La scuole chiuderanno in 20 distretti su 38, che si aggiungono ai 22 comuni già in zona rossa. Il governatore Cirio: «Misure dolorose che vorremmo evitare»

Il Piemonte tenta di arginare l’epidemia di Coronavirus con misure che sono di fatto da zona arancione rafforzata. Il governatore Alberto Cirio ha spiegato infatti che le restrizioni previste per la fascia di rischio arancione vengono potenziate con la stretta destinata alla scuola, ovvero didattica a distanza anche per materne ed elementari in 20 distretti scolastici su 38. «Sono misure dolorose che vorremmo evitare», ha detto Cirio, «per questo stiamo facendo un lavoro certosino, applicando i parametri del nuovo Dpcm distretto per distretto». Gli uffici regionali sono al lavoro per ultimare l’elenco con l’indicazione.


Questi 20 distretti si sommeranno ai 22 comuni già diventati zona rossa nei giorni scorsi: Cavour, Re, Craveggia, Villette, Toceno, Malesco, Santa Maria Maggiore, Druogno, Barge, Bagnolo Piemonte, Crissolo, Envie, Paesana, Gambasca, Revello, Martiniana Po, Oncino, Ostana, Rifreddo, Sanfront in Valle Po, Bricherasio e Scalenghe. Intanto la sindaca di Torino, Chiara Appendino, rispondendo in diretta su Facebook alle domande dei cittadini, ha detto che per quanto riguarda il capoluogo piemontese l’ordinanza del governatore Cirio dovrebbe confermare la Dad dalla seconda media in su, lasciando le lezioni in presenza per elementari e prima media. Torino non dovrebbe dunque rientrare tra le 20 aree arancioni rafforzate.

Tutti i parchi e i giardini pubblici off limits

L’ordinanza, inoltre, vieta a partire da martedì 9 marzo in tutti i parchi e giardini pubblici della regione l’utilizzo di aree attrezzate per gioco e sport come scivoli, altalene, campi da basket e aree skate. Potranno usufruirne solo i soggetti con disabilità. Infine, per quanto riguarda i negozi, l’accesso alle attività commerciali sarà consentito a un solo componente per nucleo familiare, fatta salva la possibilità di portare con sé minori, disabili o anziani. La Regione raccomanda anche di preferire la consegna a domicilio rispetto all’asporto per le attività di ristorazione.

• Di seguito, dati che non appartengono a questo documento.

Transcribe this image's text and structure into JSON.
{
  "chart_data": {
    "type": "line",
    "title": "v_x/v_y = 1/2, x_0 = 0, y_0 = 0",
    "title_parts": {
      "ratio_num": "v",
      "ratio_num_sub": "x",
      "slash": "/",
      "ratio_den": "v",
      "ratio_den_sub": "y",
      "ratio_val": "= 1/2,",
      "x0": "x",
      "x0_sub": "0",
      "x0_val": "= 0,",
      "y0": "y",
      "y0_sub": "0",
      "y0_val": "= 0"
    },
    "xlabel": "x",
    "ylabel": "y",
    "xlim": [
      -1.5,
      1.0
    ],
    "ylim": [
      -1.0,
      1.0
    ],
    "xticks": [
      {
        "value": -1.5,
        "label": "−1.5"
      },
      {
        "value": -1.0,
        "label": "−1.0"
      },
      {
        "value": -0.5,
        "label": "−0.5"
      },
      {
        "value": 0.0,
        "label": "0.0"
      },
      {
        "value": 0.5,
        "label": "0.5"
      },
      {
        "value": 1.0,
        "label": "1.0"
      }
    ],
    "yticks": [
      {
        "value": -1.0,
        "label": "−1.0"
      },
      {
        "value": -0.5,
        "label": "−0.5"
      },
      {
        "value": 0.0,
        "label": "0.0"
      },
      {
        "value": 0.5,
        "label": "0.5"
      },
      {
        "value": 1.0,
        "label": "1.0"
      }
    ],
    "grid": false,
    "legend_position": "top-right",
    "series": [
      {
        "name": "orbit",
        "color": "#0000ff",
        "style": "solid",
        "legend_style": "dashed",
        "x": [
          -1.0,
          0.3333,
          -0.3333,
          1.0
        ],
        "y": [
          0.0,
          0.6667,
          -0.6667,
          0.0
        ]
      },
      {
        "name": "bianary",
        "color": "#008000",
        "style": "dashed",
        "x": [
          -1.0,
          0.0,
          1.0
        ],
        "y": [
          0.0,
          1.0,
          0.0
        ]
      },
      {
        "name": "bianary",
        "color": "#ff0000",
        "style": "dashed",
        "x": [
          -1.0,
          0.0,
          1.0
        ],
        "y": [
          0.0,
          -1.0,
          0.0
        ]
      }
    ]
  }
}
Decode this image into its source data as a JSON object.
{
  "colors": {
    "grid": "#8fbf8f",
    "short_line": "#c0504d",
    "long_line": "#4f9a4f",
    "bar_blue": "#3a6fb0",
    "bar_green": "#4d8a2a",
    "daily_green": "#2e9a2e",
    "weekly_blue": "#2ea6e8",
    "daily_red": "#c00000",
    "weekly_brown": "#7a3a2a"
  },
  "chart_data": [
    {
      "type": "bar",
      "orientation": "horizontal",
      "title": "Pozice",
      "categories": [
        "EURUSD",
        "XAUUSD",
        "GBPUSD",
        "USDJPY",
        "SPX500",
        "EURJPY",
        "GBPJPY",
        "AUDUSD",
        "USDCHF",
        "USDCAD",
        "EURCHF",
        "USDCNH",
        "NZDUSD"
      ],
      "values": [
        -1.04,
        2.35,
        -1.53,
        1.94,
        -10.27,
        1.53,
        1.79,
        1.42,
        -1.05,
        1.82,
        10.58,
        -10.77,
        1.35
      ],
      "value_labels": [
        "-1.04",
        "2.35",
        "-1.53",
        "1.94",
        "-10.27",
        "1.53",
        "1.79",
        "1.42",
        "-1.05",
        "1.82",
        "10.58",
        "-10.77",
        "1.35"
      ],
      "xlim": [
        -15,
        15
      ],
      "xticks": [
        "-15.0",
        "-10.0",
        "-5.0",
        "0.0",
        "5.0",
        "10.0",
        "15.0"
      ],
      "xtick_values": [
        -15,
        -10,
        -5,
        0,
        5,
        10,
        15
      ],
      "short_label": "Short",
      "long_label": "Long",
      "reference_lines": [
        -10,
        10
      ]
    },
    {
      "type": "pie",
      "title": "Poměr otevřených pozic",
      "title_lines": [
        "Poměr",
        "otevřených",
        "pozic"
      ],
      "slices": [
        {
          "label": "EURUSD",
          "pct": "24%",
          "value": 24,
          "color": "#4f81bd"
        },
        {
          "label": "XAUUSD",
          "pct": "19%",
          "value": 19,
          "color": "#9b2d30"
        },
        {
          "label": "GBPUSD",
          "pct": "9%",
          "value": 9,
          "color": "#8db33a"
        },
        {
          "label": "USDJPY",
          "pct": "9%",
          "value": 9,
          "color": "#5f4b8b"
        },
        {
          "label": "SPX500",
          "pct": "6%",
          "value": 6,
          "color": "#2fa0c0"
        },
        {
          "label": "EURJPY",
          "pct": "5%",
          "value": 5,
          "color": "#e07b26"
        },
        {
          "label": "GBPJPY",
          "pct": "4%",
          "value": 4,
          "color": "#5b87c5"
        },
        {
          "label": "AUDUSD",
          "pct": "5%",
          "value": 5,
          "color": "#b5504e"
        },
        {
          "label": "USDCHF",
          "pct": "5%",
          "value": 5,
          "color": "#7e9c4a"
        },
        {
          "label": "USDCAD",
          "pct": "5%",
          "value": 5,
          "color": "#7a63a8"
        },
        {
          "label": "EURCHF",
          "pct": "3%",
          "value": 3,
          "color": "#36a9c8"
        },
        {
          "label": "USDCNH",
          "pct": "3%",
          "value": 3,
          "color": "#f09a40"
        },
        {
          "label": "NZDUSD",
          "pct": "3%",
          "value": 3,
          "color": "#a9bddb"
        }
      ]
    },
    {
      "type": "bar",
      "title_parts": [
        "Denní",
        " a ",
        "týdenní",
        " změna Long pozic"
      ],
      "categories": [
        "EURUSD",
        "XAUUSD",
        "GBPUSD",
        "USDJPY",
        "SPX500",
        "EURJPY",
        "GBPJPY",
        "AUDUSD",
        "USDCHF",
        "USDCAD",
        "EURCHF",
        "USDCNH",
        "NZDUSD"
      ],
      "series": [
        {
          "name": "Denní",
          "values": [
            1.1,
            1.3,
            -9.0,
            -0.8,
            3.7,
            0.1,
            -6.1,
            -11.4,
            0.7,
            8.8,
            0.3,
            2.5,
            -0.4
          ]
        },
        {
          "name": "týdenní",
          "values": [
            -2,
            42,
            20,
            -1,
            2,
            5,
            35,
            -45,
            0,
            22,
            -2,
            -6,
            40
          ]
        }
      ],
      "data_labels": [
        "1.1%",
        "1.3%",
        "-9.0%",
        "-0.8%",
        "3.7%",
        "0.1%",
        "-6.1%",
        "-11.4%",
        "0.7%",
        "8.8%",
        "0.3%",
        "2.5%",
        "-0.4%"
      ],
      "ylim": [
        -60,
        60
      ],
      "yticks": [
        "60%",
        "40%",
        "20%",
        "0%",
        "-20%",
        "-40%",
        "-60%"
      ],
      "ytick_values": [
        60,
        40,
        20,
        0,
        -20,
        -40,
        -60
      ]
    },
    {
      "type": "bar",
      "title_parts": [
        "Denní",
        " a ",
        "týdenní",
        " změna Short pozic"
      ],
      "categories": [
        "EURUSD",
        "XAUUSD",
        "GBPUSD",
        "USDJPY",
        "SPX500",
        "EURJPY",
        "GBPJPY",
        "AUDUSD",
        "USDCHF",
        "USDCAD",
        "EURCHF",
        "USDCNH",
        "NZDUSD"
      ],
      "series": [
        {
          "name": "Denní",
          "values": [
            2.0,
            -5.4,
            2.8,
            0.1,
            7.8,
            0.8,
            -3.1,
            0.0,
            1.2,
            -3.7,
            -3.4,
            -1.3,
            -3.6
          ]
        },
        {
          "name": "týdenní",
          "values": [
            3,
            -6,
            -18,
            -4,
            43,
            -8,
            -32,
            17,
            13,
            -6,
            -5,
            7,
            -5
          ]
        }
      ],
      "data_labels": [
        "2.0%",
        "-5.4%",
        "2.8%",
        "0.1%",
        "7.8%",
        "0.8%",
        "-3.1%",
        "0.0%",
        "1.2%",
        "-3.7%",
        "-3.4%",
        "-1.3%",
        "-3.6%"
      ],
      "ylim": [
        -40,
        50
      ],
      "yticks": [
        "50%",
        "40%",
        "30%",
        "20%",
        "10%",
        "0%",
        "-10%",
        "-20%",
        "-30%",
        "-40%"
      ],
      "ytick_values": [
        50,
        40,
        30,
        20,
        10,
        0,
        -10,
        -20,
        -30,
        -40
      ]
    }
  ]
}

Oggi in Piemonte si contano 2.283 nuovi positivi, pari al 6% dei 37.508 tamponi effettuati. Larga parte dei nuovi casi è stata scoperta in ambito scolastico (213), mentre sono 35 i contagiati nelle residenze per anziani. Tutti gli altri sono stati individuati nella popolazione generale. Il bollettino segnala anche 24 nuovi decessi, che portano il totale dei morti da inizio epidemia a 9.461.